Two different data sources are used:

  • Data from the Twitter archives

  • Data collected directly from the Twitter API

    History of Data:

    • Archive Data (purchased) 2017-04-01 to 2017-10-10
    • Manual API Data 2017-10-11 to 2019-06-14 NOTE there is missing data during these dates
    • Automatic API Data 2019-06-15 to Current

    There have been multiple "versions" of data, current code should be run on the latest version (ie. change code and directory names to v3):

    • V1 "Merged_data":
    • V2 "Merged_v2":
    • V3 "Merged_v3": this fixed issue where archive data did not have is_retweet flagged and replaced old retweets where usernames were present within the original tweet text, see: fix_old_retweets.R
    • V4 "Merged_v4": this removed duplicates within and between datasets, with cleaner processing on the original purchased dataset. See data_version_check.R for a comparison between data versions 3 and 4

For the archive data:

  • Main: raw_data_processing.R:
    • read raw twitter datasets from different sources (Json or csv format)
    • clean and standardize to enable a merge
    • simple analysis of what the data looks like
    • to correct parsing errors found in the csv files derived from the API (cell overlap) use fixed_tweet.sh !!! This script needs to be edited from the command line and NOT from R, as it is dealing with hidden characters !!!
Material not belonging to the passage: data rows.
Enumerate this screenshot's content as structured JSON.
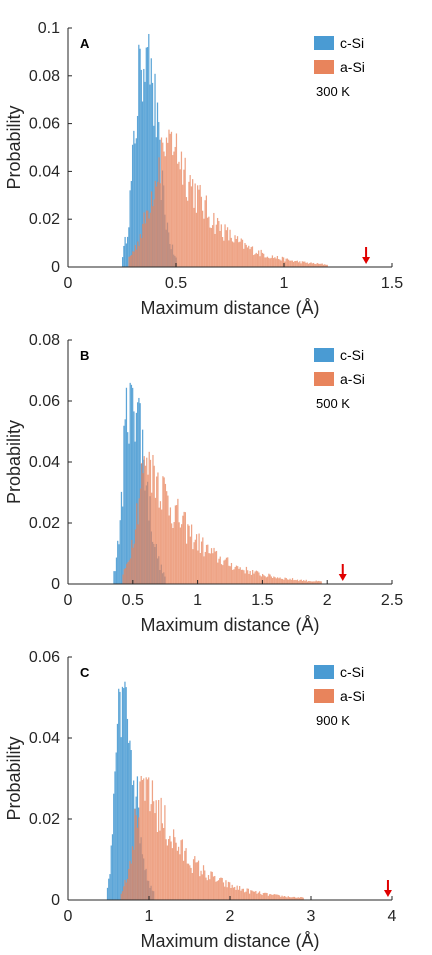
{
  "colors": {
    "c_si": "#4a9bd3",
    "a_si": "#e8845c",
    "marker": "#e00000",
    "axis": "#262626"
  },
  "chart_data": [
    {
      "type": "bar",
      "panel_label": "A",
      "xlabel": "Maximum distance (Å)",
      "ylabel": "Probability",
      "xlim": [
        0,
        1.5
      ],
      "ylim": [
        0,
        0.1
      ],
      "xticks": [
        "0",
        "0.5",
        "1",
        "1.5"
      ],
      "yticks": [
        "0",
        "0.02",
        "0.04",
        "0.06",
        "0.08",
        "0.1"
      ],
      "temperature": "300 K",
      "marker_x": 1.38,
      "series": [
        {
          "name": "c-Si",
          "peak_x": 0.35,
          "peak_y": 0.098,
          "x_min": 0.25,
          "x_max": 0.5
        },
        {
          "name": "a-Si",
          "peak_x": 0.48,
          "peak_y": 0.058,
          "x_min": 0.28,
          "x_max": 1.2
        }
      ]
    },
    {
      "type": "bar",
      "panel_label": "B",
      "xlabel": "Maximum distance (Å)",
      "ylabel": "Probability",
      "xlim": [
        0,
        2.5
      ],
      "ylim": [
        0,
        0.08
      ],
      "xticks": [
        "0",
        "0.5",
        "1",
        "1.5",
        "2",
        "2.5"
      ],
      "yticks": [
        "0",
        "0.02",
        "0.04",
        "0.06",
        "0.08"
      ],
      "temperature": "500 K",
      "marker_x": 2.12,
      "series": [
        {
          "name": "c-Si",
          "peak_x": 0.48,
          "peak_y": 0.068,
          "x_min": 0.35,
          "x_max": 0.75
        },
        {
          "name": "a-Si",
          "peak_x": 0.62,
          "peak_y": 0.044,
          "x_min": 0.42,
          "x_max": 1.95
        }
      ]
    },
    {
      "type": "bar",
      "panel_label": "C",
      "xlabel": "Maximum distance (Å)",
      "ylabel": "Probability",
      "xlim": [
        0,
        4
      ],
      "ylim": [
        0,
        0.06
      ],
      "xticks": [
        "0",
        "1",
        "2",
        "3",
        "4"
      ],
      "yticks": [
        "0",
        "0.02",
        "0.04",
        "0.06"
      ],
      "temperature": "900 K",
      "marker_x": 3.95,
      "series": [
        {
          "name": "c-Si",
          "peak_x": 0.66,
          "peak_y": 0.055,
          "x_min": 0.48,
          "x_max": 1.05
        },
        {
          "name": "a-Si",
          "peak_x": 0.95,
          "peak_y": 0.031,
          "x_min": 0.65,
          "x_max": 2.9
        }
      ]
    }
  ]
}
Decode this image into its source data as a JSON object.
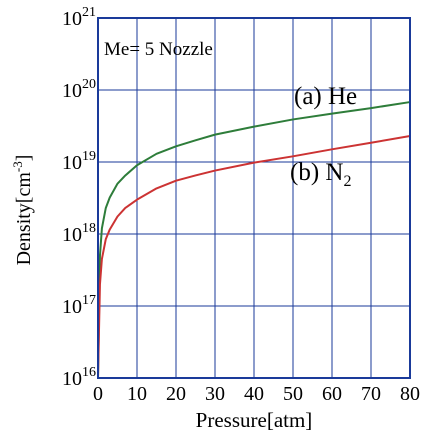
{
  "chart_data": {
    "type": "line",
    "title": "",
    "annotation": "Me= 5 Nozzle",
    "xlabel": "Pressure[atm]",
    "ylabel": "Density[cm⁻³]",
    "ylabel_base": "Density[cm",
    "ylabel_exp": "-3",
    "ylabel_close": "]",
    "xlim": [
      0,
      80
    ],
    "ylim": [
      1e+16,
      1e+21
    ],
    "yscale": "log",
    "grid": true,
    "x_ticks": [
      "0",
      "10",
      "20",
      "30",
      "40",
      "50",
      "60",
      "70",
      "80"
    ],
    "y_ticks": [
      {
        "base": "10",
        "exp": "16"
      },
      {
        "base": "10",
        "exp": "17"
      },
      {
        "base": "10",
        "exp": "18"
      },
      {
        "base": "10",
        "exp": "19"
      },
      {
        "base": "10",
        "exp": "20"
      },
      {
        "base": "10",
        "exp": "21"
      }
    ],
    "series": [
      {
        "name": "(a) He",
        "label_text": "(a) He",
        "color": "#2e7d3a",
        "x": [
          0,
          0.5,
          1,
          2,
          3,
          5,
          7,
          10,
          15,
          20,
          25,
          30,
          40,
          50,
          60,
          70,
          80
        ],
        "y": [
          1e+16,
          5e+17,
          1.2e+18,
          2.3e+18,
          3.2e+18,
          5e+18,
          6.5e+18,
          9e+18,
          1.3e+19,
          1.65e+19,
          2e+19,
          2.4e+19,
          3.1e+19,
          3.9e+19,
          4.7e+19,
          5.6e+19,
          6.8e+19
        ]
      },
      {
        "name": "(b) N2",
        "label_text": "(b) N",
        "label_sub": "2",
        "color": "#cc3333",
        "x": [
          0,
          0.5,
          1,
          2,
          3,
          5,
          7,
          10,
          15,
          20,
          25,
          30,
          40,
          50,
          60,
          70,
          80
        ],
        "y": [
          1e+16,
          2e+17,
          4.5e+17,
          8.5e+17,
          1.15e+18,
          1.75e+18,
          2.3e+18,
          3e+18,
          4.3e+18,
          5.5e+18,
          6.5e+18,
          7.6e+18,
          9.8e+18,
          1.2e+19,
          1.5e+19,
          1.85e+19,
          2.3e+19
        ]
      }
    ],
    "axis_color": "#1a3a9a",
    "grid_color": "#1a3a9a"
  }
}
For the data collected via Twitter API:

  • Main: automate.R
    • saves two files:
      (1) raw data from Twitter API in .csv format saved in directory /home/shares/soilcarbon/Twitter/API_csv/
      (2) writes over previous /home/shares/soilcarbon/Twitter/Merged_v3/ (master files) cleaning and standardizing to enable merge, as well as removing duplicates
    • runs twice a week collecting the last 6-9 days of twitter data based on query words from tag_list.csv

  • Inititial data exploration:

    • Data_viz_script.R: Data visualization and exploration
    • Sentiment_test.R: Used to explore text mining options with Archived/json data. Reproducible for the larger merged dataset.
  • More specific exploration and visualizations can be found in the following folders (see their respective README's for more detailed information about specific analyses):

    • various way of visualizing the content of tweets by different categoriestweet_content
    • attempts to identify what type of content appeals to different user groups influencers
    • each of these ^ rely on the functions within text_analysis_functions.R

translation folder contains scripts for translating hindi using google translate via webinterface


pre_processing folder contains scripts for specific tasks (usually run once).